2. "Preheat" the cache: when you need to replicate across the data center
Steps to use:
1. Parse the binary log of the database update and find the same update to memcached when the database is updated
2. Execute the user-defined function, set the trigger to invoke the UDF update, specific reference http://tangent.org/586/Memcached_Functions_for_MySQL.html
3. Using the Blackhole strategy, Facebook also uses the MySQL blackhole storage engine to populate the cache, writing Blackhole data to the cache, which Facebook uses to set data revocation and cross-border replication, The advantage is that database replication does not go to MySQL, which means there is no binary log and less CPU usage (ah?). Do you store binary logs through memcached and then copy them to a different database? Experienced comrades can be added to this topic. )

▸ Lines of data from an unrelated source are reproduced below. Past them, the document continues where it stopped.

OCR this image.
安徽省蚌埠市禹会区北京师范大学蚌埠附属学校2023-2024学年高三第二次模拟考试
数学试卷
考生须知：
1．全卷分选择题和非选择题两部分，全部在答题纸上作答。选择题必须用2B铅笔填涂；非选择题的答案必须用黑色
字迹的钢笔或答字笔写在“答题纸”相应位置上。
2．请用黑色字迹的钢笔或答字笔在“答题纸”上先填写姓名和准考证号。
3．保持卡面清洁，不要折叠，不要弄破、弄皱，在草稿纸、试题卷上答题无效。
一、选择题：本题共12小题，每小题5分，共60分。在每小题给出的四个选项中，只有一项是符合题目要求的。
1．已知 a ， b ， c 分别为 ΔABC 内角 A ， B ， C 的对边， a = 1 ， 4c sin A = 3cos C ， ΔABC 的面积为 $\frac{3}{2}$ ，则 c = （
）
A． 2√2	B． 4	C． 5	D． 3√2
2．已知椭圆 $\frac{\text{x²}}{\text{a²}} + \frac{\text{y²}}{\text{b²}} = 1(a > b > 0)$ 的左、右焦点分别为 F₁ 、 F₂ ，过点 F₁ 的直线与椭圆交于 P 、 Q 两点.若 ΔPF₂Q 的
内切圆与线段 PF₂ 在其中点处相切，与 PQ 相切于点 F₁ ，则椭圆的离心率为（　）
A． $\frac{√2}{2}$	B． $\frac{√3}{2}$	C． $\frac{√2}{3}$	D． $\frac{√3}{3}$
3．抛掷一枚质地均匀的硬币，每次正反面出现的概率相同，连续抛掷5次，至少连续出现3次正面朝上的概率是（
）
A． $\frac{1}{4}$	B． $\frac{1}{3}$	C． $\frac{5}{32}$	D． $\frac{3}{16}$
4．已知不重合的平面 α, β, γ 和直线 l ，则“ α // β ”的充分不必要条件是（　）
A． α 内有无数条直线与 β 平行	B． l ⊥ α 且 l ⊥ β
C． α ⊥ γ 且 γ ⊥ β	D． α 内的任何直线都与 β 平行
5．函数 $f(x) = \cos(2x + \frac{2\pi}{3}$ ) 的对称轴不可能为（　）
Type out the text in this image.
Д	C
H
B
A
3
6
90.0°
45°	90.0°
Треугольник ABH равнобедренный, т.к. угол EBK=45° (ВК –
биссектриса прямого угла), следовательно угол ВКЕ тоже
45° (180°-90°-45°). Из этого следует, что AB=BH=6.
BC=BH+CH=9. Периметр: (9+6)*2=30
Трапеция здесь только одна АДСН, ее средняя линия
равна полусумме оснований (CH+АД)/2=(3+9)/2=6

- The file system cache caches files directly in the memcached, wow, it's enough for BT to lighten the burden of NFS, and it's estimated to cache only those images that are too popular.
- Partial page content caching if some parts of the page are hard to get, caching the page's original data is not as good as caching the contents of the page directly.
- Application-level replication updates the cache through the API with the following details: 1. An application writes data to a cache instance, which copies the content to another cache instance (memcached synchronization)
2. Automatically get the cache pool address and the number of instances
3. Update multiple cache instances at the same time
4. If a cache instance is down, skip to the next instance until the update succeeds
The process is very efficient and low overhead
- Other tricks 1. Multi-node for "single point of Failure" 2. Using hot standby technology, when a node is down, another service is automatically replaced with its IP, so the client does not have to update the IP address of memcached
3.memcached can be accessed via TCP/UDP, continuous connection reduces load and system is designed to withstand 1000 connections at a time
4. Different application services, different cache server farms
5. Check that your data size matches the cache you allocated, and see http://download.tangent.org/talks/Memcached%20Study.pdf for more information.
6. Do not consider data row caching, caching complex objects
7. Do not run memcached on your database server, two are the monsters that eat memory
8. Do not be disturbed by TCP latency, local TCP/IP is optimized for memory replication
9. Process data in parallel as much as possible
10. Not all memcached clients are the same, look closely at the language you use (as if PHP and memcached fit well)
11. Whenever possible, the data expires rather than invalidates the data, memcached can set the expiration time
12. Select a good cache ID key, such as update with the version number
13. Store the version number in the memcached
The author's final speech I will not translate, seemingly MySQL proxy is doing a project, automatic synchronization MySQL and memcached, more reference
Make memcached and MySQL work better.